‹ Semua renungan

Minggu, 12 Januari 2031

Dikasihi Sebelum Berbuat

Sebelum Yesus mengajar satu kalimat, sebelum Ia menyembuhkan satu orang, sebelum satu mukjizat pun terjadi, langit sudah terbuka dan sebuah suara terdengar. 'Engkaulah Anak-Ku yang Kukasihi, kepada-Mu Aku berkenan.' Perhatikan waktunya. Suara itu datang di awal, bukan di akhir. Yesus dikasihi lebih dulu, baru kemudian berkarya.

Kita biasanya membalik urutan ini. Kita mengira kasih harus dijemput dengan prestasi. Anak merasa dicintai kalau nilainya bagus. Pekerja merasa dihargai kalau targetnya tercapai. Diam-diam kita membawa hitungan itu ke hadapan Tuhan juga, seakan Ia baru akan berkenan kalau kita sudah cukup rajin, cukup suci, cukup berguna.

Tetapi di tepi Sungai Yordan, Bapa berkenan kepada Anak yang belum melakukan apa-apa di depan umum. Kasih itu bukan upah. Kasih itu titik berangkat. Yesus melangkah ke dalam pelayanan-Nya yang berat bukan untuk mendapatkan kasih Bapa, melainkan dari dalam kasih yang sudah Ia miliki.

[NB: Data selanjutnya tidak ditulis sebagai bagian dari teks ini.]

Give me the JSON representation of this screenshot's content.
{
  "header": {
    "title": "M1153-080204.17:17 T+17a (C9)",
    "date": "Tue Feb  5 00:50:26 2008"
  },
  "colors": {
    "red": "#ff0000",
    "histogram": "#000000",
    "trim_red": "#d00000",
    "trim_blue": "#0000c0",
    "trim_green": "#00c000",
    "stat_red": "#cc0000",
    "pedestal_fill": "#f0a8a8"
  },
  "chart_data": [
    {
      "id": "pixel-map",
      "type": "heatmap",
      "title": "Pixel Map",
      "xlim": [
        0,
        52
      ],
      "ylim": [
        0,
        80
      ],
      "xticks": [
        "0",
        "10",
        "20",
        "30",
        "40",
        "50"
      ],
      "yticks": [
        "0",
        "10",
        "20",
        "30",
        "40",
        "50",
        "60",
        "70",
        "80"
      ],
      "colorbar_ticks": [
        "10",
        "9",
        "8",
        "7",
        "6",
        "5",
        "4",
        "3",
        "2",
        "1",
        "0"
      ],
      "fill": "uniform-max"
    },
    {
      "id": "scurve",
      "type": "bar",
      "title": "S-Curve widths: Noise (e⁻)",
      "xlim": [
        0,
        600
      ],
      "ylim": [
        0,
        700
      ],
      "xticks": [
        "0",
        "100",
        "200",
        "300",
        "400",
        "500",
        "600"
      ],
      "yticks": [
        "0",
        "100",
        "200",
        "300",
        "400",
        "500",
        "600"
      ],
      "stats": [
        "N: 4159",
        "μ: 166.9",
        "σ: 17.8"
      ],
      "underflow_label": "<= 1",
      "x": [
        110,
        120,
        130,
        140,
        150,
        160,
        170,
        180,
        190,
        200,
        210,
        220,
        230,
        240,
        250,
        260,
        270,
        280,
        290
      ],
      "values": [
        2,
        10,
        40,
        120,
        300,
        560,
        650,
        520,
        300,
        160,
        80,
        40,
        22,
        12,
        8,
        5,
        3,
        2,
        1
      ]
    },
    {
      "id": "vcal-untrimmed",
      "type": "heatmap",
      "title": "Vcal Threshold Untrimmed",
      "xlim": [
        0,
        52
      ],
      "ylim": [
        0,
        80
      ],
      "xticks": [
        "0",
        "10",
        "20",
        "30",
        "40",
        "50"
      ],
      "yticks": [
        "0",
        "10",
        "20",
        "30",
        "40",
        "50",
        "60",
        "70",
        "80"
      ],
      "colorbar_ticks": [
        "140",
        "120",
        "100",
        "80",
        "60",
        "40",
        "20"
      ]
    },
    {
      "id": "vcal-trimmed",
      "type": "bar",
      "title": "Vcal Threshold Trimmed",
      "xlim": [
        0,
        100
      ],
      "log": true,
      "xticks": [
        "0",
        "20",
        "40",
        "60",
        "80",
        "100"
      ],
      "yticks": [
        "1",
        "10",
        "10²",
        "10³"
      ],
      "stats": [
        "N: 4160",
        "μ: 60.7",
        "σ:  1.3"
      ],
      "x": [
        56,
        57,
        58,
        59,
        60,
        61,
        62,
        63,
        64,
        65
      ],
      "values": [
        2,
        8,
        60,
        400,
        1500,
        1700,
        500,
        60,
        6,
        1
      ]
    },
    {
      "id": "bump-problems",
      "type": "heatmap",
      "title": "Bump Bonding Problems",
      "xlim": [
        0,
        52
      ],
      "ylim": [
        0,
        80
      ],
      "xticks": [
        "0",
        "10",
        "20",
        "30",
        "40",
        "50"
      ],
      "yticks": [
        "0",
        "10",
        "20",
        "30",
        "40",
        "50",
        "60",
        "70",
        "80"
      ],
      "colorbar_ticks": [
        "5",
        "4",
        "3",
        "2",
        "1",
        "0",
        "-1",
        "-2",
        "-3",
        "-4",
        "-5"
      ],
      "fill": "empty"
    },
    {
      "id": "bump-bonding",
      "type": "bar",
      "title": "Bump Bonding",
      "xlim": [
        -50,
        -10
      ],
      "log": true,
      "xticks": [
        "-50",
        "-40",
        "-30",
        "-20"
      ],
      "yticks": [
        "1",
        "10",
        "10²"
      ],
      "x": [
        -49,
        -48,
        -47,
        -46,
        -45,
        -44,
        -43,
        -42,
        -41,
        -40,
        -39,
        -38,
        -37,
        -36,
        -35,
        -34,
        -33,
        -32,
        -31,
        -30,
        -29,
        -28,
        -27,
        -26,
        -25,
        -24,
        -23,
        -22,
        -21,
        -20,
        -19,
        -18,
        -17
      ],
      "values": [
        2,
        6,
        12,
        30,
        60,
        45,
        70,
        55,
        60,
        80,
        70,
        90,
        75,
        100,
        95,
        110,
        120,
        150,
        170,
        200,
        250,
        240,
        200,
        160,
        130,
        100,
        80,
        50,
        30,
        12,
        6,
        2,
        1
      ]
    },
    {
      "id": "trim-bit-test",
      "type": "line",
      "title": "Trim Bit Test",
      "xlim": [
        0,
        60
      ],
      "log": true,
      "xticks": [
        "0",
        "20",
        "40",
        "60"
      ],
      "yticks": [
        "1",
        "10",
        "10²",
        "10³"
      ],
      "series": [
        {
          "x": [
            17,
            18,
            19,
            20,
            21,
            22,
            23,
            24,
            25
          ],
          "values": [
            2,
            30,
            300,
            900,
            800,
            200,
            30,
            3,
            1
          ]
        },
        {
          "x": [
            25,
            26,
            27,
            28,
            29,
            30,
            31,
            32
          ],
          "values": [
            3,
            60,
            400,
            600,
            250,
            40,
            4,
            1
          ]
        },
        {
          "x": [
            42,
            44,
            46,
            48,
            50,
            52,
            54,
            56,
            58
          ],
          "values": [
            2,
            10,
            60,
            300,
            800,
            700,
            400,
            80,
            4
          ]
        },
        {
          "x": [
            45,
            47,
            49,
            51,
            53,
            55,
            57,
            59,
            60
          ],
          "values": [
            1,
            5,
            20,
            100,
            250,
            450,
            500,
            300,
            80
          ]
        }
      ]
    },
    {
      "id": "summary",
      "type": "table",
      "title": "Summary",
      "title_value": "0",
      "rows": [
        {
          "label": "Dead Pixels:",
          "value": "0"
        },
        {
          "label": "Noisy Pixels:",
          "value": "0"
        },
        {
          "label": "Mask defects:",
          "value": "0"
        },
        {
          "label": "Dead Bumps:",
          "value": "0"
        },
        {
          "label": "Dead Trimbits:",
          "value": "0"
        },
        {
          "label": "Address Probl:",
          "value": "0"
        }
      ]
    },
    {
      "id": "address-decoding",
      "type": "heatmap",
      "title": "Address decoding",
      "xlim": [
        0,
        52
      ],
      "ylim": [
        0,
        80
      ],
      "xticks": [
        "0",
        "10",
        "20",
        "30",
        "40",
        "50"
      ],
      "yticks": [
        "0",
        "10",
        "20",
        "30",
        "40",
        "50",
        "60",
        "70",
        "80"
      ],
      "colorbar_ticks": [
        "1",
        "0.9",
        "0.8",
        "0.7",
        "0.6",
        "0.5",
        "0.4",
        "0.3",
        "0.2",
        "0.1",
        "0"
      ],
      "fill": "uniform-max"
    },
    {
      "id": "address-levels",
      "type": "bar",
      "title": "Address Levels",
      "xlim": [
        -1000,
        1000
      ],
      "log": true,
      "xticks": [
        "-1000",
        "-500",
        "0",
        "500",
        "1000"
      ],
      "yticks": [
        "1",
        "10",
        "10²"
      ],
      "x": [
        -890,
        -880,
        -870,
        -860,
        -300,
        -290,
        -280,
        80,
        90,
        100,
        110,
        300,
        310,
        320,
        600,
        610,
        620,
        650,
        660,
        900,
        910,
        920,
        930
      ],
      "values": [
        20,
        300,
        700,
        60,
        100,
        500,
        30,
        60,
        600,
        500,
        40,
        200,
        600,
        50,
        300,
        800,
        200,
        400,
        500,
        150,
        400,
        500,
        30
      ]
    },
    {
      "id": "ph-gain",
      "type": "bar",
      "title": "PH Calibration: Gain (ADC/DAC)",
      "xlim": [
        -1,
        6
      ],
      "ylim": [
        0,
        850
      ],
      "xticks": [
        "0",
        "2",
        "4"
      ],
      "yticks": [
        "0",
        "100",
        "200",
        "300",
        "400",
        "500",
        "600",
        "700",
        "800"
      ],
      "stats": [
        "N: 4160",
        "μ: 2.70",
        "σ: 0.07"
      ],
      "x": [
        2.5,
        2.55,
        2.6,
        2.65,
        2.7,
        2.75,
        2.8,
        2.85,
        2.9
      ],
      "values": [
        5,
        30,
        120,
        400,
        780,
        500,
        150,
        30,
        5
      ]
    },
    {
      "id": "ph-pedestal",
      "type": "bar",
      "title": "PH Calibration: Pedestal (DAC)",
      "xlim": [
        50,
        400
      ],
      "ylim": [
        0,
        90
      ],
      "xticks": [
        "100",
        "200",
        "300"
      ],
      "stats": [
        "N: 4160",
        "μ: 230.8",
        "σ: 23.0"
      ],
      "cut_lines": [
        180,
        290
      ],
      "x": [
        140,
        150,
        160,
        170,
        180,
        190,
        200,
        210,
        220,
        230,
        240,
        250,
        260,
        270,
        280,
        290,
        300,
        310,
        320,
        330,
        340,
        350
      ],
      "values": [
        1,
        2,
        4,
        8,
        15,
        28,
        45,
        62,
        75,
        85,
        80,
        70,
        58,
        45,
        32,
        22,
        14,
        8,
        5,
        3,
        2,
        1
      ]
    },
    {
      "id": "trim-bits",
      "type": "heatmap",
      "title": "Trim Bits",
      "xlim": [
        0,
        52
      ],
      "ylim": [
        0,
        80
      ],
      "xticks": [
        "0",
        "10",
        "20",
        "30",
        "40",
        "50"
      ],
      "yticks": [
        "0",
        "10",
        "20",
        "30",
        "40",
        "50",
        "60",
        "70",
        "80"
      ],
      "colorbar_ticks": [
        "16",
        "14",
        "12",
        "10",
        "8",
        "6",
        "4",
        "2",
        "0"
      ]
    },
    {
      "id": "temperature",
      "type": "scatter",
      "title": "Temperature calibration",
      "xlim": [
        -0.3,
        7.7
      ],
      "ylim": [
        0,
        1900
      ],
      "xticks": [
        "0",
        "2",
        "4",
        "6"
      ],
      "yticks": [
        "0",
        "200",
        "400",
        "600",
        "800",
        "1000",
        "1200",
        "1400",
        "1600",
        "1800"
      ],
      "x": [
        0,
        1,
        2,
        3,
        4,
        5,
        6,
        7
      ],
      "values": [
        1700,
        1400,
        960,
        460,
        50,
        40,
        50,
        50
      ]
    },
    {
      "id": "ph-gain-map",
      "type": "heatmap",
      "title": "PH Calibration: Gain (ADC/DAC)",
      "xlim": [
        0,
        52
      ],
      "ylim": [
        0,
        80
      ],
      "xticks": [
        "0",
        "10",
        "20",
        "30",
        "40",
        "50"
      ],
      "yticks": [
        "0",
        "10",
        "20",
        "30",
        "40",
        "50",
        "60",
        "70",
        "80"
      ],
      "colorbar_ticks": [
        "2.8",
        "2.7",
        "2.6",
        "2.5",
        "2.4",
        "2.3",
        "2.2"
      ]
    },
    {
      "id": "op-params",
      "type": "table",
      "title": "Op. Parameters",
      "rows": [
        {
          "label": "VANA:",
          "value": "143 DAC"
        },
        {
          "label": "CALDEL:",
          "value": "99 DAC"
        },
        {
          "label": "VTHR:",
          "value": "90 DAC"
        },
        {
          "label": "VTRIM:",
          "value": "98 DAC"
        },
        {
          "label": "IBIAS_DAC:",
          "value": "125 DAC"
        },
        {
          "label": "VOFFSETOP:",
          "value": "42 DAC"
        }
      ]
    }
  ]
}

Nabi Yesaya melukiskan Allah yang seperti ini. 'Seperti seorang gembala Ia menggembalakan kawanan ternak-Nya, anak-anak domba dipangku-Nya.' Domba yang dipangku tidak sedang menghasilkan apa-apa. Ia cuma dipeluk. Nilainya bukan pada apa yang ia kerjakan, melainkan pada tangan yang menggendongnya.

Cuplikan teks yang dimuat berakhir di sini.